Given that legislation of informal farming in Sub-Saharan Africa has proven impractical from an enforcement sense, this paper contributes to the existing literature on child labor in cocoa production by calculating the necessary economic incentive in the form of a fair-trade price premium to entice cocoa producers in Ghana to eliminate hazardous child labor. Given the empirical fact that cocoa production in Ghana is predominantly done by small-scale household farms [16, 17, 18, 19], calculating the price premium to eliminate hazardous child labor calls for a modeling of the household itself. A Farm Household Model (FHM) analyzes factors that influence simultaneous production and consumption (of both cocoa and food staples) decisions of farmers, demand for production inputs (fertilizer, fungicide, capital, and land), and labor/leisure decisions in a theoretically consistent fashion. As such, simulation analysis can be used to illustrate the relative outcomes of policies .

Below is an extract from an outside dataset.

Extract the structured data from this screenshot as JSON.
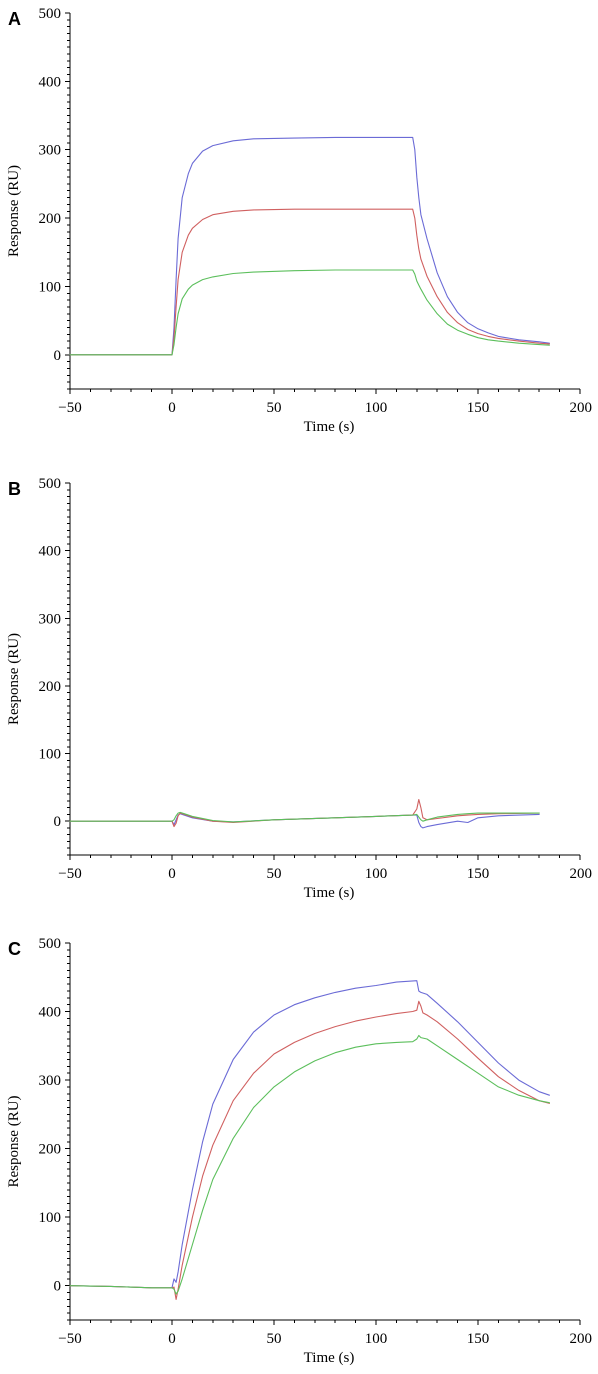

The objectives of this study are to (1) formulate and calibrate an FHM for cocoa producers in Ghana who participate in child labor; (2) quantify the effects of eliminating child labor on the equilibrium price, production, and welfare in the cocoa and domestic food markets; and (3) calculate the price premium that would be necessary to make a cocoa-growing household indifferent to the elimination of child labor.
A theoretical model  was developed to analyze the possibility of using international transfers to buy-out child labor. The model quantifies the Pareto optimal transfers and shows that the elimination of child labor is possible. They conclude that the transfers needed to eradicate child labor immediately significantly exceed the willingness to pay by consumers in more developed countries. In this study, using Ghana as a case study, an empirical model is used to calculate what the money transfer ($/kg of cocoa) would need to be to eliminate child labor while leaving cocoa farmers indifferent. If the estimated premium is relatively small enough, then activists and consumers could incentivize the reduction of child labor via price premiums paid to producers, instead of relying on political enforcement that has historically been less effective given the informal nature of the cocoa market.